US Secretary of State John Kerry urged North Korea to instead calm the situation.
“It’s very easy for Kim Jong-eun to prove his good intent here also. Just don’t fire the next missile. Don’t have the next test. Just say you’re ready to talk,” said Kerry at a press conference.
Needless to say, nobody wants war to break out in the Korean Peninsula. Not America, which is trying to extricate itself from another war, and has little appetite for fighting a third war in ten years; not South Korea, which has built a thriving democratic society; not China, which really doesn’t want to get dragged back into a hot war against its largest trading partner, especially to defend the Kim family dynasty.
A war with North Korea would not be easy or quick, even if China sat it out; its military is the fourth-largest in the world in terms of size, trailing only China, the United States and India. †Even with America’s technological superiority, the sheer number of DPRK troops is overwhelming.

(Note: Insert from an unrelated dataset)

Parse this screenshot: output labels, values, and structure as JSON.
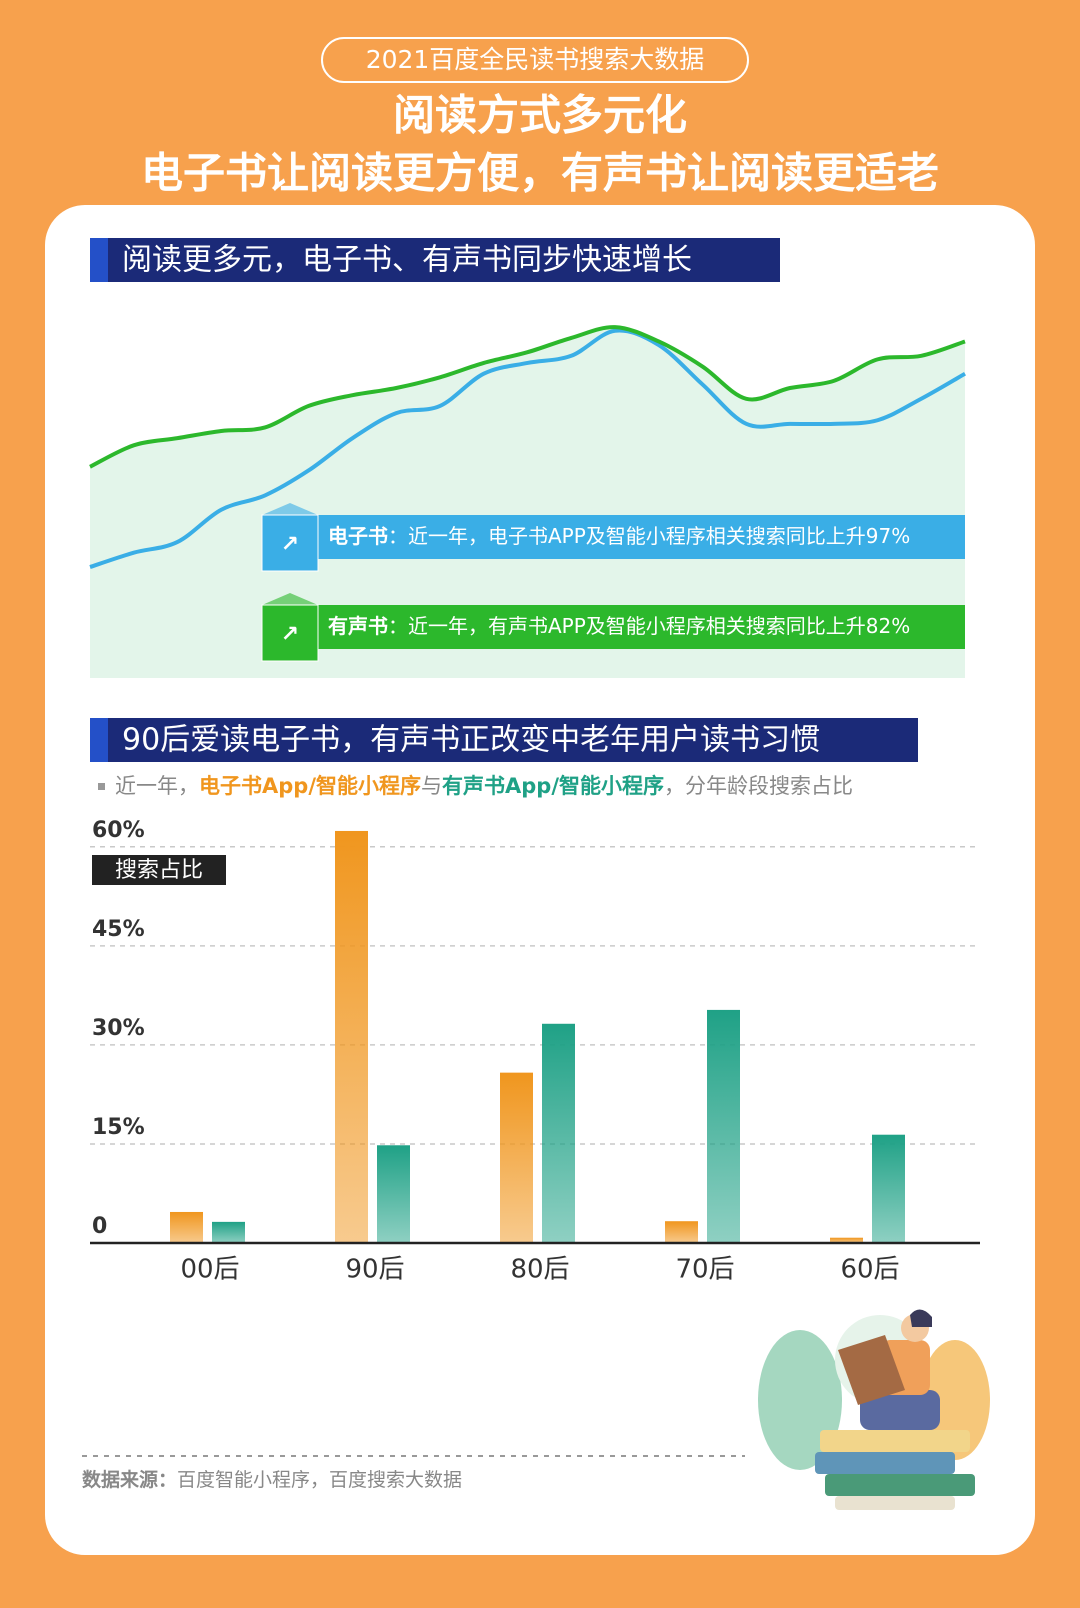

And that’s not getting into the fact that North Korea has at least some nuclear capability — or that China may not want to fight a hot war with the US, but that the Middle Kingdom probably doesn’t want US troops stationed on its border, either.
Oh, and both China and the United States have far more than some nuclear capability — the two nations have huge nuclear arsenals mounted on intercontinental ballistic missiles.
A war in the Korean Peninsula would be destructive, horrific and potentially catastrophic, not just for North and South Korea, but for the world. For all the spectacle of Dennis Rodman and Kim Jong-un watching basketball, it’s important to remember that North Korea is not a joke — its threat to global stability is deadly serious.